18th October 2022

We need to promote ourselves as a positive, solution-based industry

Adrian Ivory, beef and arable farmer and QMS board member

 

The cost-of-living crisis is at the sharp end of challenges for the beef industry at the moment but it only stresses the longer-term need to hone efficiency and environmental merits in our supply chain.

Beef prices are currently strong and we all need them to remain so to cover the increase in input costs, but if the price is too high on shop shelves, customer demand inevitably falls.

A large retailer recently recalled that in the last major recession in 2008, its customers traded up in meat for occasion eating at home and down to its value range for the everyday. It is predicting a similar trend this time around.

This is an opportunity for the red meat industry to encourage the eat less, eat better mantra, and encourage efficiency in our customers’ habits as much as our own production.

We need to inspire them to move away from the ping culture of what can be expensive microwave meals to the economies made by The Batch Lady, the Instagram influencer who encourages batch cooking for quality ready meals, full of nutrients. Or to revisit the days when the Sunday roast stretched into the week as sandwiches, mince then soup.

QMS’ consumer-facing advertising is all about getting more from your meat with budget mid-week meals as well embracing the special occasion. The promotion also puts huge emphasis on the health, nutritional and environmental benefits to give consumers ‘permission’ to buy and enjoy red meat against the tidal wave of media headlines that decry the cows’ burp.

We need to educate the consumer that cattle are not the devil. A recent good read which I highly recommend, Jayne Buxton’s The Great Plant-Based Con, cites the White & Hall study that concluded that even if all meat consumption was eliminated in the US, it would reduce emissions by just 2.6%. Neither for nor against, she also explores why a vegan diet is not a healthier alternative as seems to be the increasingly common perception, especially among the youngest generation of grocery shoppers. Nutritional value is as important as calorie intake and that’s where vitamin- and mineral-rich red meat has a natural asset.

The headlines naming and shaming beef production also ignore the vital role of cattle dung in soil health and reducing the need for artificial fertilisers to grow grass, crops and plants. As we all know, the easiest way to increase organic matters is with farmyard manure, and soil that has soaked up natural manures is full of the organisms, bugs and beasties essential to the growth of nutrient-dense food as well as the green and pleasant land so many appreciate across the UK.

Arguably, the majority of consumers don’t care that much about the detail. While there is a rise of the conscious consumer who will seek out sustainability credentials before they buy a product, for many it is the more general sense that the meat they are consuming is high welfare, good quality and naturally reared, as well as tasting great. This is where the Scotch labels, and the positive association with what the brands stand for, hold their own.

The slaughter price is key and also the hardest to place. We need it to work for the farmer, the processor and the customer.
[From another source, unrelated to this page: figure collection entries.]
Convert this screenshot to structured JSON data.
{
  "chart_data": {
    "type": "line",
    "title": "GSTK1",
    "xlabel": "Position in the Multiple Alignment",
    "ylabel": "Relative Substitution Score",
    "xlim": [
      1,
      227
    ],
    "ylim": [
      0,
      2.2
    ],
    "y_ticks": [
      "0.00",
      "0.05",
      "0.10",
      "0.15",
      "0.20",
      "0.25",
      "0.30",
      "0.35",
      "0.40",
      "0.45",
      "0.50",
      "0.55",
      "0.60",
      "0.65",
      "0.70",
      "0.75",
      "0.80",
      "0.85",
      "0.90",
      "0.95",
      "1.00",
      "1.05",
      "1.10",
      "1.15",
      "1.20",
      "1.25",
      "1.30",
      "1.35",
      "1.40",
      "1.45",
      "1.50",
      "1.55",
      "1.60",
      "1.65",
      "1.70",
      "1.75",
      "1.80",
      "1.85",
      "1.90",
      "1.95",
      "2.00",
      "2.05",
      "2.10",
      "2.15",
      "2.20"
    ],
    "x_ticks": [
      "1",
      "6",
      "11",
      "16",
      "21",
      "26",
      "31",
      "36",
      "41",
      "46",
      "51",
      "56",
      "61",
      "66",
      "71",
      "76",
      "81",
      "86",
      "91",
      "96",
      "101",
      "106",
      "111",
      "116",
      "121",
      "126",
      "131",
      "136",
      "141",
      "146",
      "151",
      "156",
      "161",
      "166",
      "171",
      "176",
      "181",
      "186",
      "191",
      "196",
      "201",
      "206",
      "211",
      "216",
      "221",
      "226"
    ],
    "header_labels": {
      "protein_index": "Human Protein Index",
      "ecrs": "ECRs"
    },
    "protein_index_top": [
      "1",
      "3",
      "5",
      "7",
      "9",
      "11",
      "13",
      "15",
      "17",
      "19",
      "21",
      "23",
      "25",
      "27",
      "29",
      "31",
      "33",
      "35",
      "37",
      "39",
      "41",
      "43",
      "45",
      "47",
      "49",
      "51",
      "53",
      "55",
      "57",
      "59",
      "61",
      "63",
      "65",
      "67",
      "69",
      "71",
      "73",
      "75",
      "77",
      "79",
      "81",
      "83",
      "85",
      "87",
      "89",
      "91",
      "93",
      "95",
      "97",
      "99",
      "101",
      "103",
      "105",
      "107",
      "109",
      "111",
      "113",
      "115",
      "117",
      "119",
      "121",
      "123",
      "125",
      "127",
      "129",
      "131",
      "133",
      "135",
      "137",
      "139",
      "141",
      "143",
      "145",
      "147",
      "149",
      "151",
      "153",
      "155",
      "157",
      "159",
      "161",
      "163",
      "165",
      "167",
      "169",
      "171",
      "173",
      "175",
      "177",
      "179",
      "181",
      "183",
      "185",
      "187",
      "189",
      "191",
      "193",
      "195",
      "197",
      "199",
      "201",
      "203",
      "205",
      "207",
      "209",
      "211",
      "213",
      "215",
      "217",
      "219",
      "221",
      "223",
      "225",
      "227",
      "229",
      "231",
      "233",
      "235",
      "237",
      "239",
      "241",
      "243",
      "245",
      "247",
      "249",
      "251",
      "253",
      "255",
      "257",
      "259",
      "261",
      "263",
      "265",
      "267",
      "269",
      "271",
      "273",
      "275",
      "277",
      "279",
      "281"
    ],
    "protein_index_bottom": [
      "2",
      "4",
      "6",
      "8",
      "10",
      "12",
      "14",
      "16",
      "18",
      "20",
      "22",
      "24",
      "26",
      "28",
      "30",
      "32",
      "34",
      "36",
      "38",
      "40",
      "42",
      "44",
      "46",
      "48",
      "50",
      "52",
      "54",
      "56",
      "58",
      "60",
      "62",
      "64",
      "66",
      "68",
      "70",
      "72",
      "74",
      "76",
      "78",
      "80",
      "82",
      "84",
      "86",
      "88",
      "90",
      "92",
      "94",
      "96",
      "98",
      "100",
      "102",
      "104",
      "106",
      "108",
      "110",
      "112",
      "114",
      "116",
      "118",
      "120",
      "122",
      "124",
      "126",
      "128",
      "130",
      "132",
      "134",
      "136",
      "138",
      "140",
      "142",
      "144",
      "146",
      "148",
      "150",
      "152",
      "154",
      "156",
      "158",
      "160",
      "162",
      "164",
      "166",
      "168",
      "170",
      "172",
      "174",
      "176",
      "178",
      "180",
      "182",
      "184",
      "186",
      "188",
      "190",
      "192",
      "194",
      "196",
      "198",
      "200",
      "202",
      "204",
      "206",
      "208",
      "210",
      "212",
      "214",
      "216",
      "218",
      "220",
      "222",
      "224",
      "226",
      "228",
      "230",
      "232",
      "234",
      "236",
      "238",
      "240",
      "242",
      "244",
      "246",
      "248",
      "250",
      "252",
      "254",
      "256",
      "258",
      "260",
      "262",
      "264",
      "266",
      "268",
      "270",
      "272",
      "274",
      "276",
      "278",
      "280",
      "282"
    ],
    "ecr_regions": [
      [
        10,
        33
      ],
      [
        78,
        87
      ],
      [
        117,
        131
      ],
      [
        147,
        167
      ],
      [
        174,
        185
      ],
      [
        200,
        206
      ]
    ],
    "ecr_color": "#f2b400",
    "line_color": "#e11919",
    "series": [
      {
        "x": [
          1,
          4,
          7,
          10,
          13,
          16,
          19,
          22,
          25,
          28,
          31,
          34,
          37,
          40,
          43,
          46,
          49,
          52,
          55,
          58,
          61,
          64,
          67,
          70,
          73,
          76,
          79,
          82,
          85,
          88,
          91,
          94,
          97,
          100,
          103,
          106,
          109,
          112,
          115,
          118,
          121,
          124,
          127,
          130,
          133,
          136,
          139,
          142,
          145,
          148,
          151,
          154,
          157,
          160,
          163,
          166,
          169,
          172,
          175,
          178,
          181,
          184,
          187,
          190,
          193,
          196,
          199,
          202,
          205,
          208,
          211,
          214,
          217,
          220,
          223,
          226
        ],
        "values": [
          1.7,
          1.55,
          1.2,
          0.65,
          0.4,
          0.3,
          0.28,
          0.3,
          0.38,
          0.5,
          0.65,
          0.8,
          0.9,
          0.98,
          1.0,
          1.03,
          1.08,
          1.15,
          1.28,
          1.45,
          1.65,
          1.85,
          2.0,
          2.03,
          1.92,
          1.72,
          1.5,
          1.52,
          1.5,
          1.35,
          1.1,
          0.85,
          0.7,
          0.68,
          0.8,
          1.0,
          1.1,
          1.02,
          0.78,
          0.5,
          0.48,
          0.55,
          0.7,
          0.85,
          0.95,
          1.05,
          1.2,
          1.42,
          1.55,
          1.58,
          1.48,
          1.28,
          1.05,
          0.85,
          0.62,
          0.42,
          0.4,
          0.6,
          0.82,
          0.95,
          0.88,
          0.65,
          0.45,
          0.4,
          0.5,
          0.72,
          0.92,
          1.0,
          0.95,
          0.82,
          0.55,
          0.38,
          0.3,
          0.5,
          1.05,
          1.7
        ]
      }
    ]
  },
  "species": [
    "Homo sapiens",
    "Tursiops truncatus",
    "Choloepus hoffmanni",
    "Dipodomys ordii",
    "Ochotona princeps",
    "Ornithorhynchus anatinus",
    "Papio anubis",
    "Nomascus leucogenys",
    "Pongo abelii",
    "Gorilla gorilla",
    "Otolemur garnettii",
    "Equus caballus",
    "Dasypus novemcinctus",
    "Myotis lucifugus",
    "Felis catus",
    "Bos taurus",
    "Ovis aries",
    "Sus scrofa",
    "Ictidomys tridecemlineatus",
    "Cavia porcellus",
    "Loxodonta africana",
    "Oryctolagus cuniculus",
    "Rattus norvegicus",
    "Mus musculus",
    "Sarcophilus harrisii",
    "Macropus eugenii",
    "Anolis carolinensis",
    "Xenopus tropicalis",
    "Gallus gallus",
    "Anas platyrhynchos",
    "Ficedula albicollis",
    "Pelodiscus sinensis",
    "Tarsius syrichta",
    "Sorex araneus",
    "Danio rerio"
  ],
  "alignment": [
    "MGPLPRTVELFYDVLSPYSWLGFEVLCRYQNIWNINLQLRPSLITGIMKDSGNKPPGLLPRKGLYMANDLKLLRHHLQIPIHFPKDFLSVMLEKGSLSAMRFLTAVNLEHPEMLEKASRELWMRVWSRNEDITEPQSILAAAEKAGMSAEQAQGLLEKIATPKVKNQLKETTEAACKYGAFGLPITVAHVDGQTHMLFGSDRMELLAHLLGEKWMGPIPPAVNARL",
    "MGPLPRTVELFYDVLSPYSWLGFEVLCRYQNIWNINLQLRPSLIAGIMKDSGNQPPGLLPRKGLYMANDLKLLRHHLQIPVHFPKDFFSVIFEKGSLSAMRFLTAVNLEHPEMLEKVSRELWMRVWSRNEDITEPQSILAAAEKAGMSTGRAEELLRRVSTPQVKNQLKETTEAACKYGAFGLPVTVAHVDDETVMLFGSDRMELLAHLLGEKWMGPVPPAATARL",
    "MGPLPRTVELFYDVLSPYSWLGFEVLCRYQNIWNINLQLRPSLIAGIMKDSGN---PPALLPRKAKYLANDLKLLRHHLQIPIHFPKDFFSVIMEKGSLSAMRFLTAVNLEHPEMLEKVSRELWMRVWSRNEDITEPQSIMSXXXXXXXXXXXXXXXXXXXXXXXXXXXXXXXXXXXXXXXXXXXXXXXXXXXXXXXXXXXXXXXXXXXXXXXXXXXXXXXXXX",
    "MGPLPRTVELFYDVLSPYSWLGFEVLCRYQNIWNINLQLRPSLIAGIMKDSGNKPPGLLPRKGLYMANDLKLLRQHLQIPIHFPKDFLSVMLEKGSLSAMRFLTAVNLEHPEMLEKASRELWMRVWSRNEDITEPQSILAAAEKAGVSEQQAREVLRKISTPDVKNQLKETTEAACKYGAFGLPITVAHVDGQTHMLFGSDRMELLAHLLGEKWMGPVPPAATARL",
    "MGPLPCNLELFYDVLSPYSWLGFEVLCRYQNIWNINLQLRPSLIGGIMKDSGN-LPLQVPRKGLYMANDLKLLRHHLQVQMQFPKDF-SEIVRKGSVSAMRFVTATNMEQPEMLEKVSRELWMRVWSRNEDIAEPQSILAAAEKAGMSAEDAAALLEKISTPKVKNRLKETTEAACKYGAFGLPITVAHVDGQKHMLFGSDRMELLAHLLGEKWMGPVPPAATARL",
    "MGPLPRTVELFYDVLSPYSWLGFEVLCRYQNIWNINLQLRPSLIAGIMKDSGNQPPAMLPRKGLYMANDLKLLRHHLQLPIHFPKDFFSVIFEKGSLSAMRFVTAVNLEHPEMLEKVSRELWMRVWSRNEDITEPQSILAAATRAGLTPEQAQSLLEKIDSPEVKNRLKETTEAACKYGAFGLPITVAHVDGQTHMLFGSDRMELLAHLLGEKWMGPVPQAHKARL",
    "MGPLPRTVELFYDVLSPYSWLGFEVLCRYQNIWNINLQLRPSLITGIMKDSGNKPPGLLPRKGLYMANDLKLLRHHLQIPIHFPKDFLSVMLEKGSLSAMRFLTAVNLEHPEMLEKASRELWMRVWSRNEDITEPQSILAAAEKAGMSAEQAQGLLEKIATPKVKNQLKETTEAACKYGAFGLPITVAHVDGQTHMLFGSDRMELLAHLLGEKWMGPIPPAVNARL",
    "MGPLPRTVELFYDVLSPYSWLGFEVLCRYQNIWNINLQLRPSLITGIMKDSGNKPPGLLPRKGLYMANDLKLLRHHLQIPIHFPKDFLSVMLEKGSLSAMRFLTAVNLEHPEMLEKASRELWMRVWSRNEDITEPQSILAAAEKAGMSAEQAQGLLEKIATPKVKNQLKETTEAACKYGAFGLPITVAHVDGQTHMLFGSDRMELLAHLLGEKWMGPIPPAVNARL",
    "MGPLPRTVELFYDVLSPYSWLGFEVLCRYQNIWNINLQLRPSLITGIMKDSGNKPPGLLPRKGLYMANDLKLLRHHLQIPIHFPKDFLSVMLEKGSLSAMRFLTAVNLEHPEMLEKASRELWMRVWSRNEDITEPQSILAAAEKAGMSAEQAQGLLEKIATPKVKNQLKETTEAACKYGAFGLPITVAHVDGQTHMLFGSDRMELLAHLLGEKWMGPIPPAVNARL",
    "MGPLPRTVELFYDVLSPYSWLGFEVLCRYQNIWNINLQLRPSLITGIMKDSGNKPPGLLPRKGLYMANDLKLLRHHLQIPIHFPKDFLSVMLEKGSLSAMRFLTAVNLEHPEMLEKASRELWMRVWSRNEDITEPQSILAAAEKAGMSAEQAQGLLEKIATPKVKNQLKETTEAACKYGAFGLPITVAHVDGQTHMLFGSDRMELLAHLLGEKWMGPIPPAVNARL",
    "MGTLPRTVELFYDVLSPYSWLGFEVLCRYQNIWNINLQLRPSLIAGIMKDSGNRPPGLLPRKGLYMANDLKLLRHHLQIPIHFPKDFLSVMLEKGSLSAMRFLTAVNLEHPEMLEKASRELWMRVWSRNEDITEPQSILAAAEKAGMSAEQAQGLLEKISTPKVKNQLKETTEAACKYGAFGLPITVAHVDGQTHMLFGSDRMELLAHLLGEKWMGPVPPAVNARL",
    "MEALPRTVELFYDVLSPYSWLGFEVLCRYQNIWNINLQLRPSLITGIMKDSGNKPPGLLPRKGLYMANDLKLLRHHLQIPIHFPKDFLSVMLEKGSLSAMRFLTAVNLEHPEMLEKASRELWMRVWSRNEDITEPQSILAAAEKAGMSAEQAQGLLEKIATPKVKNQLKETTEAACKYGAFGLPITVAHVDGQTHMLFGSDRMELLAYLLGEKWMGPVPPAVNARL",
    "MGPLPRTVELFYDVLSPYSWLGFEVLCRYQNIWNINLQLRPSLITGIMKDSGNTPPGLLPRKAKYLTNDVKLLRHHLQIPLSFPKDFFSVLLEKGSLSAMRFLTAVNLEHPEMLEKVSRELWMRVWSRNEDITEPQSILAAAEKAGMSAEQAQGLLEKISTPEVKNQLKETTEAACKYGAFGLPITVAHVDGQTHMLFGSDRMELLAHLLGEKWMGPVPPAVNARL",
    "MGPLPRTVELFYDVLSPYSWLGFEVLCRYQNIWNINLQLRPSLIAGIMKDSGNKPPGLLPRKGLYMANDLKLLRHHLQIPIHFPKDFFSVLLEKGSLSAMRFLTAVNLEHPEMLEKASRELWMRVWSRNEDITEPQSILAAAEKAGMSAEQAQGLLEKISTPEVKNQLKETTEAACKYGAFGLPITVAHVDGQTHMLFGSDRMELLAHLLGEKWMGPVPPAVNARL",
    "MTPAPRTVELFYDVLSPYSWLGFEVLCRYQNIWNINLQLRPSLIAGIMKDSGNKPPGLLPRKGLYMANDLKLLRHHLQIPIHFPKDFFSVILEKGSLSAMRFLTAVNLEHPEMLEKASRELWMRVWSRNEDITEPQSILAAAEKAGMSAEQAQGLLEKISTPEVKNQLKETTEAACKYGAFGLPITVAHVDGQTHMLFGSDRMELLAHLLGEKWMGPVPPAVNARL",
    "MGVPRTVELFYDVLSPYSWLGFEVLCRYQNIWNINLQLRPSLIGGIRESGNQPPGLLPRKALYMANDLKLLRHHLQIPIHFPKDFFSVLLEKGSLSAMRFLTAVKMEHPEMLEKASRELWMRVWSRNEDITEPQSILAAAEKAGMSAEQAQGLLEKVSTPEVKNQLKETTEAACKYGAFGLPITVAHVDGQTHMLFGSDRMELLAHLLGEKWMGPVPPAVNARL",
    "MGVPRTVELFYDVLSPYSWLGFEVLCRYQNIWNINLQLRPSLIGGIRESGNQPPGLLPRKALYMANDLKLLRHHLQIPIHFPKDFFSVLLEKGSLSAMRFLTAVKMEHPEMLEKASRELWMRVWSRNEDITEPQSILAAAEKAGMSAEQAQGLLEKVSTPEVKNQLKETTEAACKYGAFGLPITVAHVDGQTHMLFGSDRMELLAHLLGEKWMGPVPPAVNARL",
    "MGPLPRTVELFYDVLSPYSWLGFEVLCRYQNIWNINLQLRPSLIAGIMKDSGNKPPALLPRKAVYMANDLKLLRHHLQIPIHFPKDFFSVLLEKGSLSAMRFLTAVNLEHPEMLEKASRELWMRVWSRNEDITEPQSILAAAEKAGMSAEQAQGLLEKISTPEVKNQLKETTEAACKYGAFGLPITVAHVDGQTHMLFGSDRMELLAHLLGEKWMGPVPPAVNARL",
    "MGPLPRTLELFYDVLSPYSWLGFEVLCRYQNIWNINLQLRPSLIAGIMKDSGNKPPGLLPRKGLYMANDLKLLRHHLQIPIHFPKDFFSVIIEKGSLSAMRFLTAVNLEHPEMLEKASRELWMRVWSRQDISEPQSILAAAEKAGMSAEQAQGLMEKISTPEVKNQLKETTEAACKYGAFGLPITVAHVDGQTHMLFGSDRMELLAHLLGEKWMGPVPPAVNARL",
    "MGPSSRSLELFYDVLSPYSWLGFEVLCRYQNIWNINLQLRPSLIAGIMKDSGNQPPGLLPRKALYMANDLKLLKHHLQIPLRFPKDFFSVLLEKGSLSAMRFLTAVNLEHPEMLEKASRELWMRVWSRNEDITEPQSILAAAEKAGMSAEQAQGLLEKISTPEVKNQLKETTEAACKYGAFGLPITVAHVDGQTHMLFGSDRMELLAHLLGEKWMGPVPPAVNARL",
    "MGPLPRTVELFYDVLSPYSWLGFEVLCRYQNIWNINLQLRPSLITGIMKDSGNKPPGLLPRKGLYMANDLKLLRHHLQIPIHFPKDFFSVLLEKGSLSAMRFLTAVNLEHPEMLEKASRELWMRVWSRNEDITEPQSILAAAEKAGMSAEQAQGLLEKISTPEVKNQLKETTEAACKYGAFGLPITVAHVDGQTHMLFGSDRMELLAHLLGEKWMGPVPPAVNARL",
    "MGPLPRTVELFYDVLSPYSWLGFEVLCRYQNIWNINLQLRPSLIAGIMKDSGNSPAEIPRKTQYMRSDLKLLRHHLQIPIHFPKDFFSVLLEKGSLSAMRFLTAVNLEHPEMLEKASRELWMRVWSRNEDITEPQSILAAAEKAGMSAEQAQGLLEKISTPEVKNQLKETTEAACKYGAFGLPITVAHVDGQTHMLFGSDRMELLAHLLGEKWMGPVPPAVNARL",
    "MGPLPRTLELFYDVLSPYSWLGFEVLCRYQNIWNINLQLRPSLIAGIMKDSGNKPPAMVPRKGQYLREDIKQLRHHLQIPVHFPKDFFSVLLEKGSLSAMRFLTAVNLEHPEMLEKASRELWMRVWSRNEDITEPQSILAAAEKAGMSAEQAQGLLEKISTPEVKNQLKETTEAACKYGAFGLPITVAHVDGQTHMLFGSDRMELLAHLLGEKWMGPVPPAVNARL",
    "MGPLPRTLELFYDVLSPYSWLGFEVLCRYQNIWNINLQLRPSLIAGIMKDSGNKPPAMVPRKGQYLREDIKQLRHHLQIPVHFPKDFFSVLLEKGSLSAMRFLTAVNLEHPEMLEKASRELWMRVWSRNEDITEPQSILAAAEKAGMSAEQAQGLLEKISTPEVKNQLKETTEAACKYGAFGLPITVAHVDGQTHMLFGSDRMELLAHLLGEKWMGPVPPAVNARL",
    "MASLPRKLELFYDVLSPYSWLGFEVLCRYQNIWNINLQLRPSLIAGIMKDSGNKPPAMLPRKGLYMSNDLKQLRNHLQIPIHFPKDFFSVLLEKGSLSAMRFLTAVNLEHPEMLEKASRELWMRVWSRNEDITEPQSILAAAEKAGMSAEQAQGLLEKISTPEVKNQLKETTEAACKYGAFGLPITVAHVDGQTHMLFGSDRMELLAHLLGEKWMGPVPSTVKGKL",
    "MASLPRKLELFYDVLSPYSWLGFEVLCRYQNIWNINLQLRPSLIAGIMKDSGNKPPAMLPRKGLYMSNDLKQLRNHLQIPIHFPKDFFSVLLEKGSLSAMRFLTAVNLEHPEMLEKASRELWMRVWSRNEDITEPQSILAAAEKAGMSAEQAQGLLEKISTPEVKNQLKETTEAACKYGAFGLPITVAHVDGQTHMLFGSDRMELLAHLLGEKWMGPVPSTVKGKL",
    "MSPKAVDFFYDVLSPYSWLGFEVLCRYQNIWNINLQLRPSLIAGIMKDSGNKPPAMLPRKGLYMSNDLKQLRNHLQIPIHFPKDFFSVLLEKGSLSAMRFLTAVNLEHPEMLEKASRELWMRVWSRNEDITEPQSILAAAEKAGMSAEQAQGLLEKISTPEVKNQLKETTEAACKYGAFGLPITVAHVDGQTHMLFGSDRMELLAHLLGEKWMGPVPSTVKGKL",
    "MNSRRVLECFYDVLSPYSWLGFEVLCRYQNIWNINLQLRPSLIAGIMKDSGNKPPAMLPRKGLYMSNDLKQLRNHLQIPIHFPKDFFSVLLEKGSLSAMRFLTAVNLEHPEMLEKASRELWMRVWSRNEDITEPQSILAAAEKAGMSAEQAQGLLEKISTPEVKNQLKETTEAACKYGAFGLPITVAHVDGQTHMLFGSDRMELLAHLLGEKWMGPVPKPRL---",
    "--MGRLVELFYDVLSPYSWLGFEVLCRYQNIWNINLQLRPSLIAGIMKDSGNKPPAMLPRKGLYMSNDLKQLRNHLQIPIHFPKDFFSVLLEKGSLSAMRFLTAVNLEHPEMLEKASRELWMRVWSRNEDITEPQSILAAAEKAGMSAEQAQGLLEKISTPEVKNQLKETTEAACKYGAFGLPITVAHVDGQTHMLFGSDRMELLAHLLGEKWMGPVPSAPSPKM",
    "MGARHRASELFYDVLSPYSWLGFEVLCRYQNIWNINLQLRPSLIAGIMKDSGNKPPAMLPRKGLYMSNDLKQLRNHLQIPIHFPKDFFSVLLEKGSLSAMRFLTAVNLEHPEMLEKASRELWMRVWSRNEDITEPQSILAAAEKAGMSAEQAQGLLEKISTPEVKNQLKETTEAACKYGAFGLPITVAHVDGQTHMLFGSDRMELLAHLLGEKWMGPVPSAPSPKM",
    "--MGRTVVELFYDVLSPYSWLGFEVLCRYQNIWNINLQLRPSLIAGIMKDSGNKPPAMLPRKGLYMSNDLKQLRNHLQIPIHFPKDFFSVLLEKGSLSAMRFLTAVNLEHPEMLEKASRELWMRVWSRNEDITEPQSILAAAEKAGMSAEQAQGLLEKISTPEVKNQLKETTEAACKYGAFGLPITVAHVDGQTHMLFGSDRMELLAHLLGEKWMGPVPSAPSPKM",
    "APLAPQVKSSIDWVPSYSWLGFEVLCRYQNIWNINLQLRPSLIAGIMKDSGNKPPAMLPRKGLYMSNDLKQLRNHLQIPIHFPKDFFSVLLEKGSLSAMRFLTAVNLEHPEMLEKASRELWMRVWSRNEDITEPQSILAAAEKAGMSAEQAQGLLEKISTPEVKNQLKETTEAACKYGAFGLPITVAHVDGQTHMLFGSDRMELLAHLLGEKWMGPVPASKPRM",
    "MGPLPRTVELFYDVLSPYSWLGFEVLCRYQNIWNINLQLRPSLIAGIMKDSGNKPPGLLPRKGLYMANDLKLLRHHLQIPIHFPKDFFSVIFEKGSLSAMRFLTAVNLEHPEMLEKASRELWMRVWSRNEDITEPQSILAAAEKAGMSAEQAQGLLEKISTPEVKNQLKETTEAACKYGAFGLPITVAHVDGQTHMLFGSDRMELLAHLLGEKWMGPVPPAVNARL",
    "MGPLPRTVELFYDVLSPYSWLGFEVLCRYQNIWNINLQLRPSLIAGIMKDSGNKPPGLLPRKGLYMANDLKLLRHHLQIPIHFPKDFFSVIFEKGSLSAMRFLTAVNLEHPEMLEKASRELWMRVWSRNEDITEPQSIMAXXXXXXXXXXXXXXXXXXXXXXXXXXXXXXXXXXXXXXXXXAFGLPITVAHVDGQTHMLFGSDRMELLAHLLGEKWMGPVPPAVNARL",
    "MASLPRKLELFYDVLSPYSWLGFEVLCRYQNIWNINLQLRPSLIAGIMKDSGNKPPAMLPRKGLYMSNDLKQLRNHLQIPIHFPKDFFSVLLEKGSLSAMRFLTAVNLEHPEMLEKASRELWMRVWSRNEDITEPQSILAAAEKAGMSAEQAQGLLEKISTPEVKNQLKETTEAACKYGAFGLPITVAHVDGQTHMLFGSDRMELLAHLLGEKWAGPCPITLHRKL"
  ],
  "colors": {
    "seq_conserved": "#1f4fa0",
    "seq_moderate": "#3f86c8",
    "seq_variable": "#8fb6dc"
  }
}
At home, we’ve been working on efficiency for a number of years in our beef herd, 150 commercial cows, 60 pedigree Simmentals and 40 Charolais, and I’m a geek for a spreadsheet. Through genetics and feed we’ve kept it lean, but as input costs rise, we’ve been looking at where we can replace feed with brock potatoes or other alternatives to keep the costs down. What I’d like to see is a forward-selling mechanism with processors, similar to selling grain forward, so we know the deadweight price up to a year in advance and can work smarter towards that.

To help with our environmental footprint on the farm, we have reduced our finishing times, and see opportunity for us as an industry to further this if the legal limitations were lifted to allow slaughter before 12 months to still be categorised as beef. This combined with breeding and feed mixes that minimise methane emissions and telling the sustainability story through QMS communications will ensure Scotch Beef is synonymous with sustainable beef production on world and domestic markets.

The other significant challenge in this mix, and which will dictate the future of the industry, is the shortage of labour. Not only has a reliable pipeline been undermined by Brexit, but there’s a distinct lack of interest among school leavers in coming into the industry. This has been written and talked about a lot and there are a number of schemes in place, from RHET to some excellent earn-while-you-learn apprenticeships in farming and butchery, but it needs more.

I was pleased, after much lobbying and persuasion, that Countryside Management has been introduced as a Btec in my son’s school, to enlighten and enthuse the next generation about modern estate management but gaining first-hand understanding of what the industry has to offer ambitious young people needs to be multi-pronged, compelling and everywhere.

How beef rides this cost-of-living crisis will be interesting to see but for this and future drivers to keep customers buying beef, reaching net zero and securing labour, we need to come together as an industry, not do ourselves down or feel the burden of challenge, but to promote ourselves as a positive, solution-based industry.